The day was quiet enough as the temperature in the barns reached 90 degrees, but tonight will cool off significantly as it drops outside. Some of the fans are turned off for the night because it will go down to around the 50’s. This is the first sign of an incoming fall. When we see the day time temperatures hang around 70’s and 50’s at night then it is a matter of time before the next season encroaches. It is welcome though. This is the time for fall to present itself. One of the best times is when the fans and the furnace is off. It is the time between that is so enjoyable.

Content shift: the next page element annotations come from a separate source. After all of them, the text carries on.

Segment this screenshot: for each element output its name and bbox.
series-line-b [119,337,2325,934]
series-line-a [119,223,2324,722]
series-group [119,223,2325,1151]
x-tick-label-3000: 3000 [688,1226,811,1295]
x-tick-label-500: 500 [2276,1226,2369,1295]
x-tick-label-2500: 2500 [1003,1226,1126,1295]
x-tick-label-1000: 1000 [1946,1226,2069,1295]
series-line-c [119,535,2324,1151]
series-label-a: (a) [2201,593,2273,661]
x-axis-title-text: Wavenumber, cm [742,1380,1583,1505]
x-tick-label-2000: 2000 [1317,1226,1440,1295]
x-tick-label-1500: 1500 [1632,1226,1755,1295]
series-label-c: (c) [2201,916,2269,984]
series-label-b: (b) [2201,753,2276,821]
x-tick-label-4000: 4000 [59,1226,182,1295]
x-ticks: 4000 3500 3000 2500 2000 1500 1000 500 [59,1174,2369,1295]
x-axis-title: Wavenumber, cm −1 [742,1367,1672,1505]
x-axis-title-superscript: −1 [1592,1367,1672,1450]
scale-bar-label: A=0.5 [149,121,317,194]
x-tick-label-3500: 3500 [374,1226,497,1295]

Some of the trees out back have yellow leaves on them and are undoubtedly falling. The apple trees near the road and lower pasture are falling. The same trees have some yellowed leaves at the top, too. I suppose since some of the foliage has died back it is inevitable that fall is signalling its arrival. The ewes are responding to the change, too. Their little tails wag back and forth as their cycle has presented itself. The rams are somewhat interested because of their inability to get to the ewes.

I’ve transplanted the African violets into new pots and of course broke off a couple of leaves that went into their own pots to reproduce. The ivy has its own new pot to grow into during the winter. It hangs off the new shelves I drove into the space in the kitchen window. I’m considering bringing in a couple of the impatiens as well as the coleus for the winter. I’ll have to figure out where to make some space for them, but anything growing inside during the winter is welcome.

I don’t remember who said that it was a good thing to have flowers for the soul. But I do believe it is a good idea to have growing things inside when there is nothing but white blanketing the ground. My friend began a tradition of buying plants when we had a few bumps when we were in college. At the end of college there were few windows that didn’t have something living in them. Whatever our disappointments it was comforting to have a living, growing thing.

Sometimes disappointments are necessary in life. I suppose that without them there would be little to be thankful for in the scheme of things. In addition, it makes me find other avenues to pursue that may be more fruitful. And when in doubt buy a small plant to nourish.


The sun coming into the loft in the morning through the webs.

Or there’s always McMurray’s catalog to peruse….what’s a few more chickens?